Authorities argued that these structures amount to gambling products, which in Argentina fall under a strict licensing regime. However, they said the platform did not hold the necessary local approvals, putting it in direct conflict with existing rules on regulated wagering.

Concerns over insider information and data timing

The investigation gained further visibility when a Polymarket contract appeared to anticipate Argentina’s February inflation figure shortly before the official release by INDEC, the national statistics agency. That specific market experienced a sharp price swing ahead of the data publication.

The move suggested to investigators that some participants may have acted on privileged or non-public information. However, officials later clarified that this episode mainly amplified their existing concerns and was not the formal center of the legal case.

Instead, they stressed that their primary focus remained the platform’s legal status in Argentina and the adequacy of its consumer protections. Moreover, regulators said they were particularly worried about vulnerable users being drawn into complex, news-driven wagers.

Consumer protection and crypto betting risks

Officials highlighted multiple red flags around the platform’s onboarding and funding model. They noted that the site allowed users to load funds via crypto and credit cards and could be accessed with only minimal friction.

Prosecutors reported that the platform did not enforce strict identity verification or robust age checks and that new accounts could be opened in a matter of minutes. That setup, they argued, made it far easier for minors and other at-risk users to gain exposure to gambling-style products without adequate safeguards.

For regulators, this mix of rapid account creation, digital asset funding and event-driven speculation elevated what they view as significant consumer protection gambling concerns.
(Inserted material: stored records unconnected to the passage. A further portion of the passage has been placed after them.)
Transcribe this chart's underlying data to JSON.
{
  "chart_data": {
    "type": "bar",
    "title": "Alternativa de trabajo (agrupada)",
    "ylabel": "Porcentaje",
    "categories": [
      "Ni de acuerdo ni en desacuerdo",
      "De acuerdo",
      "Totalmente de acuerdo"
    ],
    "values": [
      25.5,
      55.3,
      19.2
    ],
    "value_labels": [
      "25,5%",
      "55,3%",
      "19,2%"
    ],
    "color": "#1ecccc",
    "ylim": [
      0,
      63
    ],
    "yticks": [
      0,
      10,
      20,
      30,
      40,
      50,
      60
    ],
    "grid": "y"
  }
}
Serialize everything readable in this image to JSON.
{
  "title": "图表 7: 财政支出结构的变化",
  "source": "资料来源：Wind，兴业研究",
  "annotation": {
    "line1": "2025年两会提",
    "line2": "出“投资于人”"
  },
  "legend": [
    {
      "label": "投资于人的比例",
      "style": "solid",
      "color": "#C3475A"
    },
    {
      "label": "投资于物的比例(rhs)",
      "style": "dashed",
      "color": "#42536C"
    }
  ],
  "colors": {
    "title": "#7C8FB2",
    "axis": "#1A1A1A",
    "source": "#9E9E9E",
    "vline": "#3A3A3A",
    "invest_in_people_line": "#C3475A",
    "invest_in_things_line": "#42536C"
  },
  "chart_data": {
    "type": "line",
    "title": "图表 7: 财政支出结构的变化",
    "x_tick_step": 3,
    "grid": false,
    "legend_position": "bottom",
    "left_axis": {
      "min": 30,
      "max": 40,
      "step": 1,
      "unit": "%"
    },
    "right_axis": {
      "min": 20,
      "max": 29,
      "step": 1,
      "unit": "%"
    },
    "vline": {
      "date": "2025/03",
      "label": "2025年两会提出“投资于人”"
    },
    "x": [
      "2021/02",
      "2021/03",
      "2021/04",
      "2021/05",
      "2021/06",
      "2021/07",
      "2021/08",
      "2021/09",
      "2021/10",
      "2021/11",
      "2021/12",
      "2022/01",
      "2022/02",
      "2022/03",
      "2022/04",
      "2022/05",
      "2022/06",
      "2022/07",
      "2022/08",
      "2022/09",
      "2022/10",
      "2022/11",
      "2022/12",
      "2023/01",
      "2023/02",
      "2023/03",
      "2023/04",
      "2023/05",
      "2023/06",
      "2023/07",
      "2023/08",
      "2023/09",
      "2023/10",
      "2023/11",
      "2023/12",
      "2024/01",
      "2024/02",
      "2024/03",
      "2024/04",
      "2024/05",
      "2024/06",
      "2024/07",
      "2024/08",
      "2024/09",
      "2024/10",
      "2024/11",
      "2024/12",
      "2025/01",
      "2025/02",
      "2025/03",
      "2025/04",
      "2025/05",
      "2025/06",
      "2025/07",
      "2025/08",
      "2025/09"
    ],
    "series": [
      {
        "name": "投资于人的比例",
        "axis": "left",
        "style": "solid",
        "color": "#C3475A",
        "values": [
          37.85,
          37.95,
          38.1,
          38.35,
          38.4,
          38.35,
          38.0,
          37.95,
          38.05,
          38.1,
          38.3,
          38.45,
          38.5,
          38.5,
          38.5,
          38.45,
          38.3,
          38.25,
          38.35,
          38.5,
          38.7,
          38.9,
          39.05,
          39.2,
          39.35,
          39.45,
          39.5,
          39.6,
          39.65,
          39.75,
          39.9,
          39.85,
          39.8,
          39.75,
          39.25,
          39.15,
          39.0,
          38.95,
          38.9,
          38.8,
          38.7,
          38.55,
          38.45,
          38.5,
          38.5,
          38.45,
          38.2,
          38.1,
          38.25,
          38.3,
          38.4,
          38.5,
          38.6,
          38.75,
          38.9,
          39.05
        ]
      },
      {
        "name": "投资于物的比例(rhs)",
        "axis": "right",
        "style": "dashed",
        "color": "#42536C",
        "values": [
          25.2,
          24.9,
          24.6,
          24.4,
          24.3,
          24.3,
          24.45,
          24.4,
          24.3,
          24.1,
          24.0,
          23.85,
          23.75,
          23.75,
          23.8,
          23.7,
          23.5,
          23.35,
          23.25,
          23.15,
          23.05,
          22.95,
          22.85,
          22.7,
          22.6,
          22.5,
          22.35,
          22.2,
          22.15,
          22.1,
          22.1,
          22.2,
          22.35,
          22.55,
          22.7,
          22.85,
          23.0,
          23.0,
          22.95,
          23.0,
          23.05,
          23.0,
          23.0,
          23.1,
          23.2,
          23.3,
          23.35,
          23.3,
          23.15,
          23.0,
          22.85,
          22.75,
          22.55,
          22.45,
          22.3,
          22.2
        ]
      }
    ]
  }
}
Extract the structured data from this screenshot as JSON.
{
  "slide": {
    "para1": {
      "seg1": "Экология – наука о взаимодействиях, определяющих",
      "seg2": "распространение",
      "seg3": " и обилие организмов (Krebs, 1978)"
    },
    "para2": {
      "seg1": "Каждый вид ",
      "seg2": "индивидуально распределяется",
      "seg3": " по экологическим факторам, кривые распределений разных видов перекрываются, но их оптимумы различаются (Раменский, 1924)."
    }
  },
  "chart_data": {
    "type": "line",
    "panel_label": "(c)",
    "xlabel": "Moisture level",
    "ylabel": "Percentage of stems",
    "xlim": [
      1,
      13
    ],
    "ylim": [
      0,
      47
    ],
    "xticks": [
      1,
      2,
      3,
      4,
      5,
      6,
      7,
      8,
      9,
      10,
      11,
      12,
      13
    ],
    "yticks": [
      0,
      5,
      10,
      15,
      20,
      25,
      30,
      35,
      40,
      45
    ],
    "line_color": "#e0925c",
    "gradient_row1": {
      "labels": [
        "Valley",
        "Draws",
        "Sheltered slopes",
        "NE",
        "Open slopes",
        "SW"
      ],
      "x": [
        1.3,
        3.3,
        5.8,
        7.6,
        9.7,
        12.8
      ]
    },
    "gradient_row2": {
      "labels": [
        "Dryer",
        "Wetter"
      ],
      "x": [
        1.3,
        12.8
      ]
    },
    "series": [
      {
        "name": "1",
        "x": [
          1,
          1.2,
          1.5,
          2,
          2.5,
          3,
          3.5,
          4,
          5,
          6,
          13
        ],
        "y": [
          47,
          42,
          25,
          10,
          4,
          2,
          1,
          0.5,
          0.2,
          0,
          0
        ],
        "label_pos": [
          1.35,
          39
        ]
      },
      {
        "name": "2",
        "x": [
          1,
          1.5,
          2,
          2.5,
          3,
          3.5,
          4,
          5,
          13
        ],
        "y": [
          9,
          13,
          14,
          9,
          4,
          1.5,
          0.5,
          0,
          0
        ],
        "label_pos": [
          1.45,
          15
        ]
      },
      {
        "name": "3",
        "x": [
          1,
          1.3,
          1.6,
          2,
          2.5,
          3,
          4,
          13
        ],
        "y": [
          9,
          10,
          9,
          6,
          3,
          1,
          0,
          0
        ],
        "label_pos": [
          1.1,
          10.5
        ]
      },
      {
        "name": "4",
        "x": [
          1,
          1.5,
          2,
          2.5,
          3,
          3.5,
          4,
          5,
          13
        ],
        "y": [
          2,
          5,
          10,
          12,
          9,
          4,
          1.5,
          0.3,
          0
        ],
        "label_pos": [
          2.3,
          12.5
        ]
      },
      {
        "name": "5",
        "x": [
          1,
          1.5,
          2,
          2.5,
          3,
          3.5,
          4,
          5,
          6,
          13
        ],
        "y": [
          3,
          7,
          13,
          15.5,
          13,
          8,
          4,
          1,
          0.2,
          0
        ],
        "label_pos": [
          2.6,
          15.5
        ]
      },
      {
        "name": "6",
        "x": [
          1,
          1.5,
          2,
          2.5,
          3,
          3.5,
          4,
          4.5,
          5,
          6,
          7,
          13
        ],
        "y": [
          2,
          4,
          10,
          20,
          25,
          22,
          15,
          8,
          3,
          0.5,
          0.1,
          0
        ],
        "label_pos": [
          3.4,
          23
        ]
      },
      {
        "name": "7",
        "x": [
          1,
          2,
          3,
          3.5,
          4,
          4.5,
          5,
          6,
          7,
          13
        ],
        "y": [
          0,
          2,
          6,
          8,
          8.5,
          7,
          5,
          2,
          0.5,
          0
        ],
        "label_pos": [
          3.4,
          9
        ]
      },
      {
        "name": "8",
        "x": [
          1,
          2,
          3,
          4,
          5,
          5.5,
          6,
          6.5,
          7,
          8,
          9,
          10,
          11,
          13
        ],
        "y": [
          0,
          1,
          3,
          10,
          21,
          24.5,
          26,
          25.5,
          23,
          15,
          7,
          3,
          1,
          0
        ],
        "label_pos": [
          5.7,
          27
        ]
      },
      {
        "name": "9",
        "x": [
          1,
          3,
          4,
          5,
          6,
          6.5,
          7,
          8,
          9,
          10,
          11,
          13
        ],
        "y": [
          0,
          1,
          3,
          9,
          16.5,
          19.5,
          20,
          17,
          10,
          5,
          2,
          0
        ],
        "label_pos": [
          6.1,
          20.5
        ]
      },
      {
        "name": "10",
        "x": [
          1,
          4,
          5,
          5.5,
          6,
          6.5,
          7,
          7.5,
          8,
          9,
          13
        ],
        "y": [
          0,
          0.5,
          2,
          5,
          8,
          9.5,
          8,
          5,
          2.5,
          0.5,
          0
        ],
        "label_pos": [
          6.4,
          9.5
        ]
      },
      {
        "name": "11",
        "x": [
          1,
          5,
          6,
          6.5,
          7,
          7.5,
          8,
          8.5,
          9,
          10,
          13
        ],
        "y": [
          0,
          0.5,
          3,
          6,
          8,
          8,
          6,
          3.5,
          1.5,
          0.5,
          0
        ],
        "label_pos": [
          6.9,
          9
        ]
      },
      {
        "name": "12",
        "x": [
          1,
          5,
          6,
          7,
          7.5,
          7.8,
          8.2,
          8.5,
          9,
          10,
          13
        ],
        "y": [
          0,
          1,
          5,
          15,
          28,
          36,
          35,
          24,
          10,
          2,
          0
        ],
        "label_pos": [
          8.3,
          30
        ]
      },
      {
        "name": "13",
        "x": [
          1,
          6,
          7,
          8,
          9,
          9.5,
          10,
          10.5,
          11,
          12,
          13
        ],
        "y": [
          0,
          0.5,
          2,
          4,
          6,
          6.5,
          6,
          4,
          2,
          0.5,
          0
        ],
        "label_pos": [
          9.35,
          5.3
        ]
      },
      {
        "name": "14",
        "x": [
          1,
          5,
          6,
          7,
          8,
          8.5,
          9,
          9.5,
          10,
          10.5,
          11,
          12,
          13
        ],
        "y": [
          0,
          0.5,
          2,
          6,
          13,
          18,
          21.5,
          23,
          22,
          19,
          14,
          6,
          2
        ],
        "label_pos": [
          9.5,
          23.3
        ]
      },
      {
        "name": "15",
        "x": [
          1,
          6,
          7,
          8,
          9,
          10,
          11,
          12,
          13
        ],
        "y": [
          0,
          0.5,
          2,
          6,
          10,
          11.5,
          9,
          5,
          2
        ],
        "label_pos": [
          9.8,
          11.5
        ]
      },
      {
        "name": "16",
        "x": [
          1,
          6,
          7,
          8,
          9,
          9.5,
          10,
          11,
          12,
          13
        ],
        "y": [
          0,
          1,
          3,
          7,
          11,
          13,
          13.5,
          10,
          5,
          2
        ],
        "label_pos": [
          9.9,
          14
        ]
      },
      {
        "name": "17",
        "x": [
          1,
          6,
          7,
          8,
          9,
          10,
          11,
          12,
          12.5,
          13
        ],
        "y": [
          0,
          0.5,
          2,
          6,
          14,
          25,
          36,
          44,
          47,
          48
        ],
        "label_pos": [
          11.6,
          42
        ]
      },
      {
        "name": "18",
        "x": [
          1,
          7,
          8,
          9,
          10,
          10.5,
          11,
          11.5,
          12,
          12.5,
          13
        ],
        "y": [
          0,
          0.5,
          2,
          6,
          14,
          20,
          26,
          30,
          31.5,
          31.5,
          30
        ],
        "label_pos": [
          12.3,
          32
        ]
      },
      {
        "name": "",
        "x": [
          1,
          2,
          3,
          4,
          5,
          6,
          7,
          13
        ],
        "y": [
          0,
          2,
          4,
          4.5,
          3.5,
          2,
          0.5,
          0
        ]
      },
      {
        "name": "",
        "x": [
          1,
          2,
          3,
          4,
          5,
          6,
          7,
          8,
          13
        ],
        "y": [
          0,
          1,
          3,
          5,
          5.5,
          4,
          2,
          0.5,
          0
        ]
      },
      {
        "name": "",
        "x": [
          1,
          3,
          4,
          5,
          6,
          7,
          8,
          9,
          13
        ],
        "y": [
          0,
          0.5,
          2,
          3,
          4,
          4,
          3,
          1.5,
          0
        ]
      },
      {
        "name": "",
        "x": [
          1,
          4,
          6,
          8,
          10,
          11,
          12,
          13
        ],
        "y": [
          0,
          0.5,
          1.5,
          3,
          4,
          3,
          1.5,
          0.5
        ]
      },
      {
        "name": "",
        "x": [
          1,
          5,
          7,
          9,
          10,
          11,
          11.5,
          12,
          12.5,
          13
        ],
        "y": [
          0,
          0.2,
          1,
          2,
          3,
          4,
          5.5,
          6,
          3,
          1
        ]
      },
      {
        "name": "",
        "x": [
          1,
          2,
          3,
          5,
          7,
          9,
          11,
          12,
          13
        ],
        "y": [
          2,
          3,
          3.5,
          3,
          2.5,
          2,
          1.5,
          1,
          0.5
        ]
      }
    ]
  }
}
Moreover, they framed the intervention as part of a preventive strategy rather than a reaction to any single scandal.

Global trend of treating Polymarket as gambling

The Argentine action adds to a growing list of jurisdictions that treat the platform as an unlicensed online gambling service. According to public disclosures, Polymarket already restricts or blocks users from more than 30 countries, including France, Germany, Italy, Australia and Poland.

This pattern underscores a broader global debate over how to classify prediction platforms that let users stake value on real-world outcomes. However, many regulators now lean toward applying gambling frameworks when money, odds and payouts resemble traditional betting markets.

In practice, that approach means platforms face the same licensing, know-your-customer and anti-money laundering standards imposed on conventional casinos and bookmakers. Moreover, cross-border access controls are becoming a common tool to enforce those standards.

Ukraine and other markets escalate restrictions

Some authorities have gone beyond partial access limitations. Earlier this year, Ukraine ordered internet providers to block Polymarket as part of a wider clampdown on online betting platforms operating without local approval.

There is currently no legal avenue for the platform to operate in Ukraine, according to Dmitry Nikolaievskyi of the country’s Ministry of Digital Transformation. His comments highlighted how enforcement can shift rapidly from warnings to outright blocks when compliance expectations are not met.

Against this backdrop, the polymarket ban in Argentina reinforces a mounting international pattern. Moreover, it signals that prediction markets tied to politics, inflation and wars are likely to face continued regulatory pressure wherever they intersect with retail-facing crypto betting.

In summary, Argentina’s move combines ISP-level blocking, app store action and gambling-focused legal arguments, placing Polymarket alongside a growing roster of prediction platforms forced to navigate stricter, globally coordinated oversight.